The artificial intelligence subsidiary of Google, has combined weather and power data to better predict wind production on its 700 megawatts wind farm.

  • Through a neural network trained on publicly available weather forecasts and historical turbine data, Google configured the DeepMind system to predict wind-power output 36 hours ahead of actual generation. Based on these predictions, the model recommends how to make optimal hourly delivery commitments to the power grid a full day in advance.
  • While Google has already achieved an initial environmental milestone by matching its annual energy use with renewable-energy procurement, the company hopes that machine learning will help achieve its broader goal of being carbon-free in every location at every hour.
  • Already, the gathered data has resulted in a 20% increase in revenue for U.S. wind farms.

ENGIE EYE

Virtual Reality Inspection ENGIE has developed a virtual reality and web-mapping application to better monitor electric transmission systems during the Covid pandemic.

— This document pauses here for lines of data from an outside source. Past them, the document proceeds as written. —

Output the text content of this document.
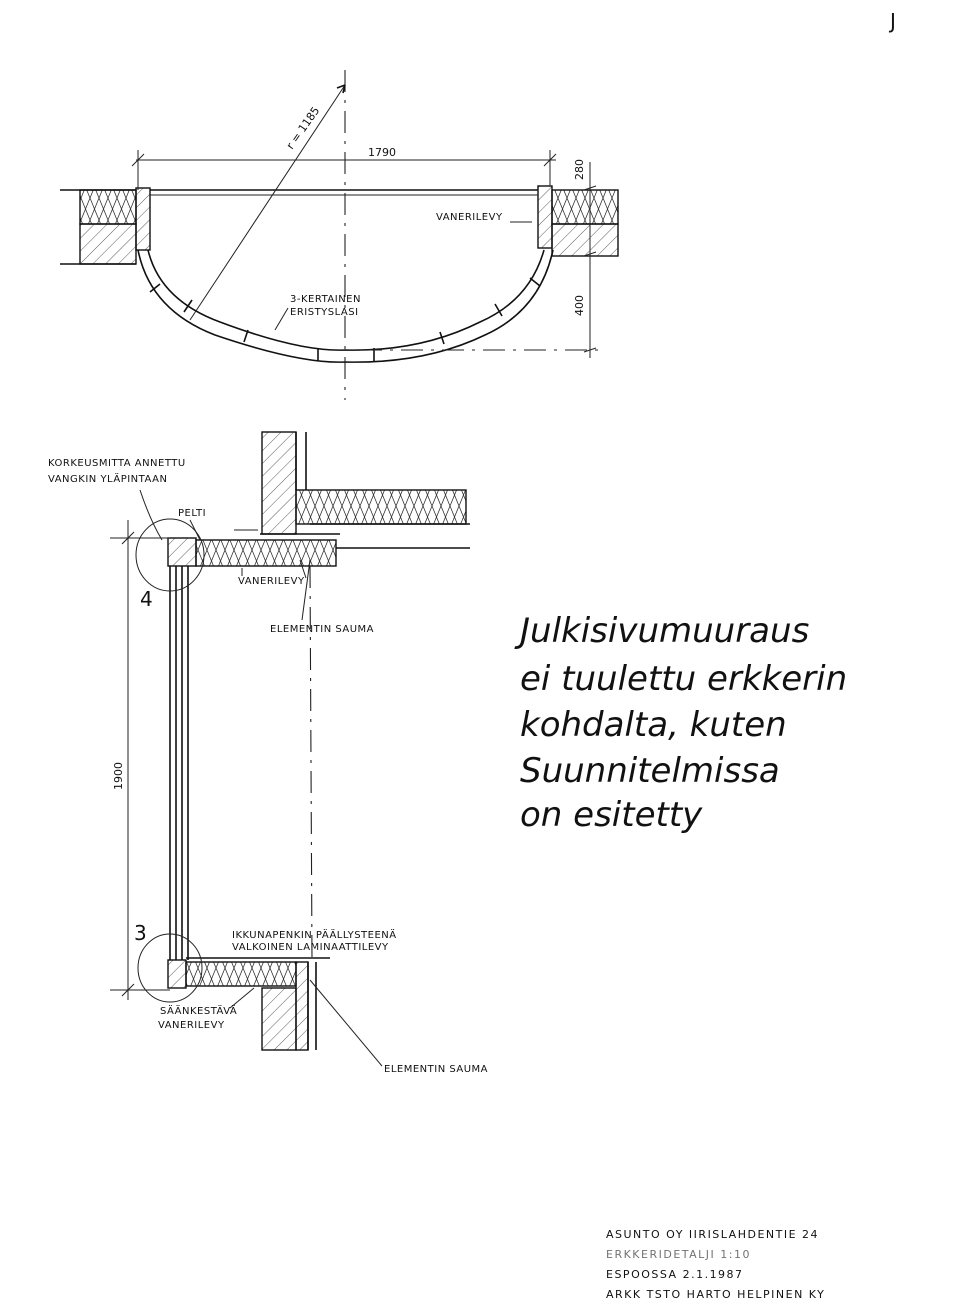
J
r = 1185
1790
280
400
VANERILEVY
3-KERTAINEN
ERISTYSLASI
4
3
1900
KORKEUSMITTA ANNETTU
VANGKIN YLÄPINTAAN
PELTI
VANERILEVY
ELEMENTIN SAUMA
IKKUNAPENKIN PÄÄLLYSTEENÄ
VALKOINEN LAMINAATTILEVY
SÄÄNKESTÄVÄ
VANERILEVY
ELEMENTIN SAUMA
Julkisivumuuraus
ei tuulettu erkkerin
kohdalta, kuten
Suunnitelmissa
on esitetty
ASUNTO OY IIRISLAHDENTIE 24
ERKKERIDETALJI 1:10
ESPOOSSA 2.1.1987
ARKK TSTO HARTO HELPINEN KY
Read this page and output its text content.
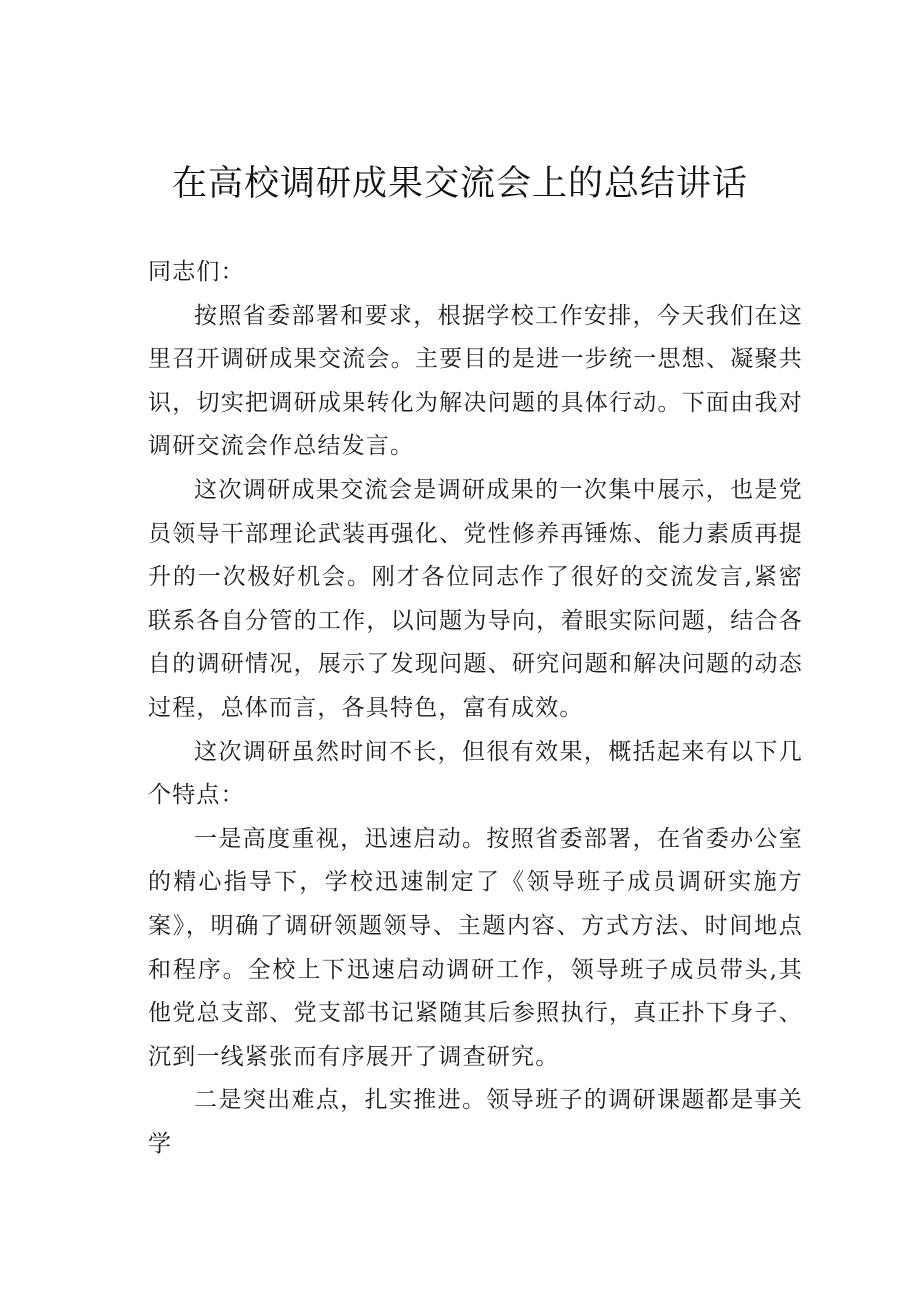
在高校调研成果交流会上的总结讲话

同志们：

按照省委部署和要求，根据学校工作安排，今天我们在这里召开调研成果交流会。主要目的是进一步统一思想、凝聚共识，切实把调研成果转化为解决问题的具体行动。下面由我对调研交流会作总结发言。

这次调研成果交流会是调研成果的一次集中展示，也是党员领导干部理论武装再强化、党性修养再锤炼、能力素质再提升的一次极好机会。刚才各位同志作了很好的交流发言,紧密联系各自分管的工作，以问题为导向，着眼实际问题，结合各自的调研情况，展示了发现问题、研究问题和解决问题的动态过程，总体而言，各具特色，富有成效。

这次调研虽然时间不长，但很有效果，概括起来有以下几个特点：

一是高度重视，迅速启动。按照省委部署，在省委办公室的精心指导下，学校迅速制定了《领导班子成员调研实施方案》，明确了调研领题领导、主题内容、方式方法、时间地点和程序。全校上下迅速启动调研工作，领导班子成员带头,其他党总支部、党支部书记紧随其后参照执行，真正扑下身子、沉到一线紧张而有序展开了调查研究。

二是突出难点，扎实推进。领导班子的调研课题都是事关学
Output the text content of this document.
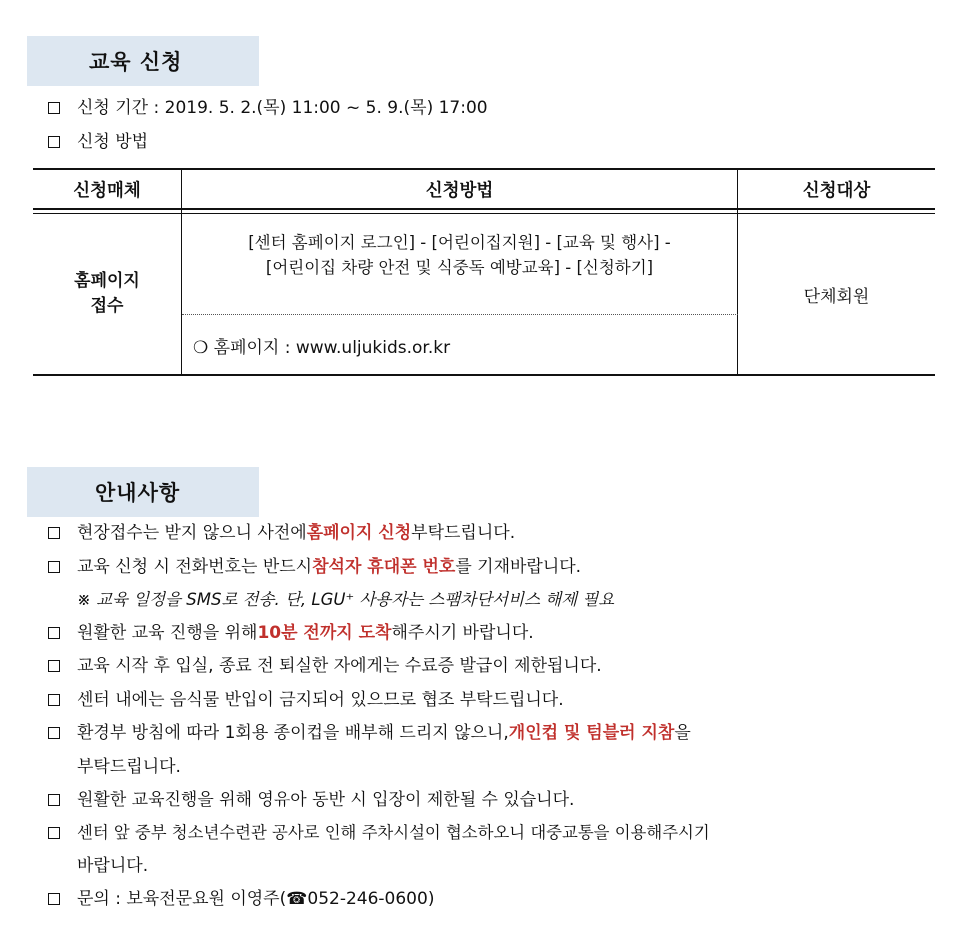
교육 신청
신청 기간 : 2019. 5. 2.(목) 11:00 ~ 5. 9.(목) 17:00
신청 방법
신청매체	신청방법	신청대상
홈페이지
접수
[센터 홈페이지 로그인] - [어린이집지원] - [교육 및 행사] -
[어린이집 차량 안전 및 식중독 예방교육] - [신청하기]
❍ 홈페이지 : www.uljukids.or.kr
단체회원
안내사항
현장접수는 받지 않으니 사전에 홈페이지 신청 부탁드립니다.
교육 신청 시 전화번호는 반드시 참석자 휴대폰 번호 를 기재바랍니다.
※ 교육 일정을 SMS로 전송. 단, LGU⁺ 사용자는 스팸차단서비스 해제 필요
원활한 교육 진행을 위해 10분 전까지 도착 해주시기 바랍니다.
교육 시작 후 입실, 종료 전 퇴실한 자에게는 수료증 발급이 제한됩니다.
센터 내에는 음식물 반입이 금지되어 있으므로 협조 부탁드립니다.
환경부 방침에 따라 1회용 종이컵을 배부해 드리지 않으니, 개인컵 및 텀블러 지참 을
부탁드립니다.
원활한 교육진행을 위해 영유아 동반 시 입장이 제한될 수 있습니다.
센터 앞 중부 청소년수련관 공사로 인해 주차시설이 협소하오니 대중교통을 이용해주시기
바랍니다.
문의 : 보육전문요원 이영주(☎052-246-0600)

  • In Brazil, the Gralha Azul Transmission System extends for 1,000 kilometers and passes through 27 municipalities in the state of Parana. During the pandemic’s lockdowns, the necessary frequent field inspections have become a real challenge.
  • ENGIE’s Brazilian team developed a virtual reality solution last year to remotely manage field activities, monitor construction and environmental programs as well as conduct routine inspections.
  • Field inspectors used 360° cameras to record videos that were shared with the management team via Youtube. The 10,000 video inspections conducted in 2020 were uploaded to a web-mapping program and made available in VR format to give a more precise idea of the situation on the ground.
  • In addition to allowing frequent inspections during the pandemic, the VR system — an 2021 Innovation Trophy project — also cut emissions from road transport and reduced the risk of transportation accidents common in remote areas.